A bill is currently before the legislative council, Hong Kong’s quasi-democratic legislature, that will hand down three years of jail time and a fine of around $6,300 for “publicly and intentionally [insulting] the anthem in any way” or using it for commercial purposes.
It also states that primary and secondary school students must learn to sing the anthem as well as its “history and spirit.”
The bill passed its second reading in late January and is expected to become law later this year, following in the footsteps of a similar law Beijing enacted in 2017.
Hong Kong’s Constitutional and Mainland Affairs Office said by email that the purpose of the new law “aims to preserve the dignity of the national anthem and to regulate the playing and singing of it.”
“March of the Volunteers,” the national anthem shared by Hong Kong, China and Macau, became the focus of much public hostility in 2015 following the failure of the city’s Umbrella Movement democracy protests the previous year.

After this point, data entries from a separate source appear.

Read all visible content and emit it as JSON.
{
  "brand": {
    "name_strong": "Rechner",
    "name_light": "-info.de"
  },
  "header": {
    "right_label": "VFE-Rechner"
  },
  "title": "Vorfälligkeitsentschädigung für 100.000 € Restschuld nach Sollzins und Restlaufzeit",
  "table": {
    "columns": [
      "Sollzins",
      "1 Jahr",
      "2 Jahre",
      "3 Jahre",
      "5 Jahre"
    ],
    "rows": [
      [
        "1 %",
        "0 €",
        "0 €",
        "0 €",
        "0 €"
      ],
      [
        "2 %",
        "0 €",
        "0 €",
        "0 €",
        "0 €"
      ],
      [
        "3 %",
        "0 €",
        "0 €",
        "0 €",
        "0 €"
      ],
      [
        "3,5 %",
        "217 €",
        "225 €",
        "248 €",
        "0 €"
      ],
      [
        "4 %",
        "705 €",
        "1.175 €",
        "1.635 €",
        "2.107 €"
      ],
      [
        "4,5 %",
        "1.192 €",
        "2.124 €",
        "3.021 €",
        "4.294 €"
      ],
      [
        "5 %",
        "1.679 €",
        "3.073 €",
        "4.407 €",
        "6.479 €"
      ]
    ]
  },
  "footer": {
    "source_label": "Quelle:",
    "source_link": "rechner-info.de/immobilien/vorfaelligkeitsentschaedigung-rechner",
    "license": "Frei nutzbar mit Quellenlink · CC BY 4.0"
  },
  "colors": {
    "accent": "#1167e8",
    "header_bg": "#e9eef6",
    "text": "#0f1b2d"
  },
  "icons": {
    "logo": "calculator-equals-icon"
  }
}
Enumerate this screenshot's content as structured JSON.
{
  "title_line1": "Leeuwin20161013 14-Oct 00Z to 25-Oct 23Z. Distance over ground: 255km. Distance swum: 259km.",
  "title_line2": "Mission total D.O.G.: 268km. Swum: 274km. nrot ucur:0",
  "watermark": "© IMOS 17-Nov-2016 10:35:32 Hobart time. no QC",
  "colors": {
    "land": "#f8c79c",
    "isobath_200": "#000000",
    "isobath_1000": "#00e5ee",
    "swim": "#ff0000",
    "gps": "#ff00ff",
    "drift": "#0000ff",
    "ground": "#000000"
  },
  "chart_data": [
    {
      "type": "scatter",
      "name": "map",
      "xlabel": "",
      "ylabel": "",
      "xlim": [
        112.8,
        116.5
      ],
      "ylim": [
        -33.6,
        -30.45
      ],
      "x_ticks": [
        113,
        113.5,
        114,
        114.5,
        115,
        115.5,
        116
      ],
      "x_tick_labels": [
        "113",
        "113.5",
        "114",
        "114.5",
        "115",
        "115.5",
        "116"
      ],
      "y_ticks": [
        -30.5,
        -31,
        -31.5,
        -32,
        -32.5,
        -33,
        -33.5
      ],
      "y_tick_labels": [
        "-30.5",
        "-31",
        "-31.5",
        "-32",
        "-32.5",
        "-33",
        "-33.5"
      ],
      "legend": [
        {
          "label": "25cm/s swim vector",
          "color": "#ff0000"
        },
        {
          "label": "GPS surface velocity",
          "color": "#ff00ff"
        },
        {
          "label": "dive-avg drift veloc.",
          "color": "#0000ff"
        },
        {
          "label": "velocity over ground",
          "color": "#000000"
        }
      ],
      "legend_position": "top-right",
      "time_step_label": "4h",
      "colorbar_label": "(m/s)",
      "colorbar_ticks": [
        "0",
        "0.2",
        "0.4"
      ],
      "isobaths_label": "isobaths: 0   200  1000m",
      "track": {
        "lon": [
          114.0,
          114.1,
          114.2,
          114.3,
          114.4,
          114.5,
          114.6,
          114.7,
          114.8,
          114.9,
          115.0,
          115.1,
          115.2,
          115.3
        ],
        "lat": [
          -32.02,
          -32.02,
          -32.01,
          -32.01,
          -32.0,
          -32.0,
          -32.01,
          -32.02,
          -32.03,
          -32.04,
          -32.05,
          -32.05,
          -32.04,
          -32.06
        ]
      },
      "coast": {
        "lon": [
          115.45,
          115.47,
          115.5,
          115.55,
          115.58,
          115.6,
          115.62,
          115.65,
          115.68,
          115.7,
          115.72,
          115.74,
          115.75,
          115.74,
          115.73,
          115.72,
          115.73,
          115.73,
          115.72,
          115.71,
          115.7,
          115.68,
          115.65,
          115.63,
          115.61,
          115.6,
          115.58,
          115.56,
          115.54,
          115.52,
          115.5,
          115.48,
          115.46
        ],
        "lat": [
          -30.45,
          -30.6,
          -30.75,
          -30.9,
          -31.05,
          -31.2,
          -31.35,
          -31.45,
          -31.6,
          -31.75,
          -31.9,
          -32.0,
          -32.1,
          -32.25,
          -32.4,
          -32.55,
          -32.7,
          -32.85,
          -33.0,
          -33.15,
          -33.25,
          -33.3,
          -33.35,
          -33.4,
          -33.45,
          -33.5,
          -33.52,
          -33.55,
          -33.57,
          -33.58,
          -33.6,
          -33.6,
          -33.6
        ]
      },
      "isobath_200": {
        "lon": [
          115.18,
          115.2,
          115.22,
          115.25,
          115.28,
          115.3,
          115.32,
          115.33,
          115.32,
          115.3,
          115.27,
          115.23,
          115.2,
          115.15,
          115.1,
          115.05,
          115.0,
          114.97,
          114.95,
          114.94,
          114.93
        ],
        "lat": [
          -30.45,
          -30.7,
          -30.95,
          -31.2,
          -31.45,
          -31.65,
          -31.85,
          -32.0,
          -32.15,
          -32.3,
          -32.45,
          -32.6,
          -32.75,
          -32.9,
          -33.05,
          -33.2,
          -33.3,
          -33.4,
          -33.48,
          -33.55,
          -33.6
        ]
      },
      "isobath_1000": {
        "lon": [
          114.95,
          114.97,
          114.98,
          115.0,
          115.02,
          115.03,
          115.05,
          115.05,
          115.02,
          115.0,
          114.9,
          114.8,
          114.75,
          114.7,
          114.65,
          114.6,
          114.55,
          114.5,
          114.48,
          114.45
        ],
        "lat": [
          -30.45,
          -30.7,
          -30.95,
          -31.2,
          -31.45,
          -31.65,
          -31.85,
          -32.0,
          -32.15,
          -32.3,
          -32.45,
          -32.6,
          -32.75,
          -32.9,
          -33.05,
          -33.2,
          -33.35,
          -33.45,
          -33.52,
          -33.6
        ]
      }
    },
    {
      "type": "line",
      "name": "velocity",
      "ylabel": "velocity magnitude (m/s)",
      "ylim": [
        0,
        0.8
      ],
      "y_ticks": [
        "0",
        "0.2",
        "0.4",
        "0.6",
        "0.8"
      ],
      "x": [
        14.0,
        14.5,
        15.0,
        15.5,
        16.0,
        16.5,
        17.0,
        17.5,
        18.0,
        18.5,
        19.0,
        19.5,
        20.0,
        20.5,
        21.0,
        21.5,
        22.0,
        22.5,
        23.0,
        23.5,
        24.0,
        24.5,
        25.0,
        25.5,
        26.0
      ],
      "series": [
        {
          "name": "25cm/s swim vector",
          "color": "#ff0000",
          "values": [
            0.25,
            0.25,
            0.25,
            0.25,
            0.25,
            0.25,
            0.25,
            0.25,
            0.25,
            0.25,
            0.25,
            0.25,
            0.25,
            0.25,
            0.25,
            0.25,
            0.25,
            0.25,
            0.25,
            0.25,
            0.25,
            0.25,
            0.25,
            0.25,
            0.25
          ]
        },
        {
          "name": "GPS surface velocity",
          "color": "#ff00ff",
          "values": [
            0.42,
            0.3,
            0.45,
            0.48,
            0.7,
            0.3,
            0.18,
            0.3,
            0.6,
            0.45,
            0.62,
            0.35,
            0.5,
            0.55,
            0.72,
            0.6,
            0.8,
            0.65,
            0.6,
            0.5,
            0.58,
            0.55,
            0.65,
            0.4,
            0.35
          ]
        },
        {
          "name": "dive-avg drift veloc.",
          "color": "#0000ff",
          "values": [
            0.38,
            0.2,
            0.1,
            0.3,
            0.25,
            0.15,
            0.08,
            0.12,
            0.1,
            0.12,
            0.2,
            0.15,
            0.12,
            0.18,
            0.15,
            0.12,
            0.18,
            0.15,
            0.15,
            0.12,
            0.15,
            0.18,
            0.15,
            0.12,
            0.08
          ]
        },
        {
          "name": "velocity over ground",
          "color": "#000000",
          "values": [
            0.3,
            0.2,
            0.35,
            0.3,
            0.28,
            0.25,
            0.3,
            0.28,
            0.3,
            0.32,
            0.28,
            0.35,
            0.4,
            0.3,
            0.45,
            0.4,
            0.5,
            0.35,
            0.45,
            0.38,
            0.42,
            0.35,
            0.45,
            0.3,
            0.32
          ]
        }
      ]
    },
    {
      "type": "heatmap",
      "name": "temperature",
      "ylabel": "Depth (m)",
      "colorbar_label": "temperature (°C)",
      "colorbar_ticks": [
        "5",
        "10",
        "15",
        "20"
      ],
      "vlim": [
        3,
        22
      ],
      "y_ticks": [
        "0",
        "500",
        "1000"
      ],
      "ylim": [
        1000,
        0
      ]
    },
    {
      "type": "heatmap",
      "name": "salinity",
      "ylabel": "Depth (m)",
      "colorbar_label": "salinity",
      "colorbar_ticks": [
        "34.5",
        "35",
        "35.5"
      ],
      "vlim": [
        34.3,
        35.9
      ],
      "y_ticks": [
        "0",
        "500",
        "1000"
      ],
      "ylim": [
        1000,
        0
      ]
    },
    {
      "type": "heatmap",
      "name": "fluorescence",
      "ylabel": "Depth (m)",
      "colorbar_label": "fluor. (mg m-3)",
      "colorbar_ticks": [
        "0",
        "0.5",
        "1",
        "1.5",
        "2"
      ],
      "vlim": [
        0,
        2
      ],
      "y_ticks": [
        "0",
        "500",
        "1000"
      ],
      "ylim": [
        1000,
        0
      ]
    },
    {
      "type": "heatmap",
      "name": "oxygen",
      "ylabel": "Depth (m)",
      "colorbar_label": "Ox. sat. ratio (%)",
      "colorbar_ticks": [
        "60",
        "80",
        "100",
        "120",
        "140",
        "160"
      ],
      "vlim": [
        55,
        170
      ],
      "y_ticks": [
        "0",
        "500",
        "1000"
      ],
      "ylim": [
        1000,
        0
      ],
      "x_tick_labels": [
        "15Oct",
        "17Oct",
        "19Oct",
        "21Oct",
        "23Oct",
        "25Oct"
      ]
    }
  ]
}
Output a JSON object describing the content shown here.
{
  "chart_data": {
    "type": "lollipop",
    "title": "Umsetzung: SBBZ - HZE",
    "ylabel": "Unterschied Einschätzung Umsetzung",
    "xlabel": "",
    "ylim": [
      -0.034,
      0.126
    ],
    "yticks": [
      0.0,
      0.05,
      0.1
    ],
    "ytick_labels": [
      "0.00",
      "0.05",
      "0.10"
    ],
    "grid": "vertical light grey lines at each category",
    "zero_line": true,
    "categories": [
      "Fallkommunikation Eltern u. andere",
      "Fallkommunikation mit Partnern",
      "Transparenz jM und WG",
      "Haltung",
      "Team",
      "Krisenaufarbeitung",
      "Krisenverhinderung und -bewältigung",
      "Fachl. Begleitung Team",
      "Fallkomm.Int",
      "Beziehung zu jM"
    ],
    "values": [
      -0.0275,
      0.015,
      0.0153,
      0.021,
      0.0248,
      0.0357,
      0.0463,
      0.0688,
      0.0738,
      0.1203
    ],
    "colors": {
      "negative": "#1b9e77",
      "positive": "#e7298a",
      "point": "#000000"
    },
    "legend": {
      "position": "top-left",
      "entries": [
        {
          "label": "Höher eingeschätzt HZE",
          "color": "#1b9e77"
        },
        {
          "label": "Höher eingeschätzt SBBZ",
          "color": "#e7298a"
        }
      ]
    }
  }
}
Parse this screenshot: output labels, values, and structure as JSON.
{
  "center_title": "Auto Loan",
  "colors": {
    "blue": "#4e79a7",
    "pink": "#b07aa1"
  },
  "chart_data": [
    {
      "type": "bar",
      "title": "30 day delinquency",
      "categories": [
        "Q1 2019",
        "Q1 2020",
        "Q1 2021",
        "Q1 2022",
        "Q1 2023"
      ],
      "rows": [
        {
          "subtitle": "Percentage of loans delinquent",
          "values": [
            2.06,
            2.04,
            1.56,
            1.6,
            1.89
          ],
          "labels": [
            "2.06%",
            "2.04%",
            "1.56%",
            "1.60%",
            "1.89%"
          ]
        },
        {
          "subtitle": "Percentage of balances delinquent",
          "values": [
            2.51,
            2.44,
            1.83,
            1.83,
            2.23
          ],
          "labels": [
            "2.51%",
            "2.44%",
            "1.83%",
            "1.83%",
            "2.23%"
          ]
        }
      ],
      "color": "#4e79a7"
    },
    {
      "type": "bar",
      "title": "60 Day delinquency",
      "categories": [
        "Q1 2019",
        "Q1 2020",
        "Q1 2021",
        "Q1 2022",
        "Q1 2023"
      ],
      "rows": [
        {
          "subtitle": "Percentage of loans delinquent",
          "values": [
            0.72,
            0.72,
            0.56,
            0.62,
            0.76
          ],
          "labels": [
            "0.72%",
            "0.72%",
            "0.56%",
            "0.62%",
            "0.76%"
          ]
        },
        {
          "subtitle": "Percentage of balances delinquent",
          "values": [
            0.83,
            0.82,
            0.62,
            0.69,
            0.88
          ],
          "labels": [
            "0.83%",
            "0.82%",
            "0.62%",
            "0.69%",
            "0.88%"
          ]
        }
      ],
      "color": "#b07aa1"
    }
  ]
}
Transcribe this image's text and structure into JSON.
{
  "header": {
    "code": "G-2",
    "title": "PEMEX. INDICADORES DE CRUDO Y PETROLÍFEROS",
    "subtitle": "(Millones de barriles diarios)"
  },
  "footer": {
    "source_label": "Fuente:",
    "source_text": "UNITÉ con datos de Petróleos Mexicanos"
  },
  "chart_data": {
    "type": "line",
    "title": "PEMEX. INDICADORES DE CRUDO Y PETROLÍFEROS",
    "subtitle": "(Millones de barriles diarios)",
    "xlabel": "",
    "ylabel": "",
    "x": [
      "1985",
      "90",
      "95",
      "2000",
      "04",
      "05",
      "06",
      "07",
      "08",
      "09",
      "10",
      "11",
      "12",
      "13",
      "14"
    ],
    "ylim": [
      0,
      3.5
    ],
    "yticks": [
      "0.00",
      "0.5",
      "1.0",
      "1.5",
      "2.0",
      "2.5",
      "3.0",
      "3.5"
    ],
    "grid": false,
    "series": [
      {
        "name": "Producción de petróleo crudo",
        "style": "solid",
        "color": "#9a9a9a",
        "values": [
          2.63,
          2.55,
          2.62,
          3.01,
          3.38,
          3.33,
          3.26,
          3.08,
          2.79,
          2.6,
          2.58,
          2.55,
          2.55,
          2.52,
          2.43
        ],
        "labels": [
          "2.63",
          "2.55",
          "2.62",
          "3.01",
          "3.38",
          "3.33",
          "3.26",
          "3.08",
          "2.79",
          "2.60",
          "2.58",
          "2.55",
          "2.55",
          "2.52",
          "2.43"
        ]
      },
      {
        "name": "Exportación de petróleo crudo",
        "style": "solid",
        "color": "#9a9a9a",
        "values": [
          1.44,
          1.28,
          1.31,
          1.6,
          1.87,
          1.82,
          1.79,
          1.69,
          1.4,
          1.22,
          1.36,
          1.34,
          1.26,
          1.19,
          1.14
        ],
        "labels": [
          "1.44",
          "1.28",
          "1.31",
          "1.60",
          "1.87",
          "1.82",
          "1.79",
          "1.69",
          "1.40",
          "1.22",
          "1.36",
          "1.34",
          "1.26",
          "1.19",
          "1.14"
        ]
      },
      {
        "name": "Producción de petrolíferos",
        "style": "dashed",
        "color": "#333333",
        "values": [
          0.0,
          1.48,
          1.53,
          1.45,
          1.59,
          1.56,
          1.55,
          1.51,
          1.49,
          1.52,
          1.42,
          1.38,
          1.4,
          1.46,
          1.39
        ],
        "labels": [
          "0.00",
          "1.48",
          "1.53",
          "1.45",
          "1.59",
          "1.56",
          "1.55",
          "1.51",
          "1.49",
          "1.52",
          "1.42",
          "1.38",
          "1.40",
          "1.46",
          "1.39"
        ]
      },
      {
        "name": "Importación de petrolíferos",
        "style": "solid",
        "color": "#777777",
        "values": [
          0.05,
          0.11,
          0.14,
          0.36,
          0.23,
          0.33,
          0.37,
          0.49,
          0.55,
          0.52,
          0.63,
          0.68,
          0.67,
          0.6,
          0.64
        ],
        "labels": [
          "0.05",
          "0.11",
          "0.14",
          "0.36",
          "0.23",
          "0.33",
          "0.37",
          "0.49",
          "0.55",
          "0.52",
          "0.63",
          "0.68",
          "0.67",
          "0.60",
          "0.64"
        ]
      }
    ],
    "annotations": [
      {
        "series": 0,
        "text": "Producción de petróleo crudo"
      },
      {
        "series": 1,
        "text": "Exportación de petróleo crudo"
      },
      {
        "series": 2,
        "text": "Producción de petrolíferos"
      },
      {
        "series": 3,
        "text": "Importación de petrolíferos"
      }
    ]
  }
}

Local soccer fans regularly booed the anthem during important matches, many of which were aired on national television in China.
The booing has continued sporadically since then and is seen as a reflection of many residents’ mixed feelings for Beijing and the local government.
Penalties in other countries
Despite the national anthem controversy in Hong Kong, a number of countries around the world have penalties related to desecration of the flag or anthem including Greece, Spain, France and Germany in Europe and Singapore, Malaysia and Thailand in Asia.
The U.S., Canada, Australia and the U.K. , conversely, do not have any penalties, according to Freedom House, a U.S.-based organization that monitors freedom of speech around the world.
In many cases, however, laws relating to the national anthem or flag are not “aggressively enforced,” according to Robert Ruby, director of communications at Freedom House.
In Hong Kong, however, critics have expressed concern at how its future national anthem law will be carried out.
Philip Dykes, chairman of the Council of the Hong Kong Bar Association, said the law differed from protocols in other countries in that it was “coercive” and required individuals to behave in a certain way, while sanctioning those who failed to “conform.” He also expressed concern at how it would be enforced.
Many members of the pro-democracy camp portrayed the law as an attempt to “legislate” patriotism.
“We already in Hong Kong have this national emblem/flag law and one more about the anthem what’s the big deal?” said Claudia Mo, a pro-democratic legislator, who also called the national anthem law “Orwellian.”
“But then it’s the Hong Kong government, very likely at the behest of Beijing, to turn a harmless law into a political weapon. They are going to get back at the footballers who dared to boo at the anthem previously,” Mo said.
Hong Kong is a former British colony that reunified with China in 1997. After 150 years of colonial rule, many residents feel the city has a unique identity from the mainland.
In a December poll on national identity, around two-thirds of respondents identified as either “Hong Konger” or “Hong Konger in China,” according to a survey of 1,000 people by the University of Hong Kong Public Opinion Program, rather than “Chinese” or “Chinese in Hong Kong.”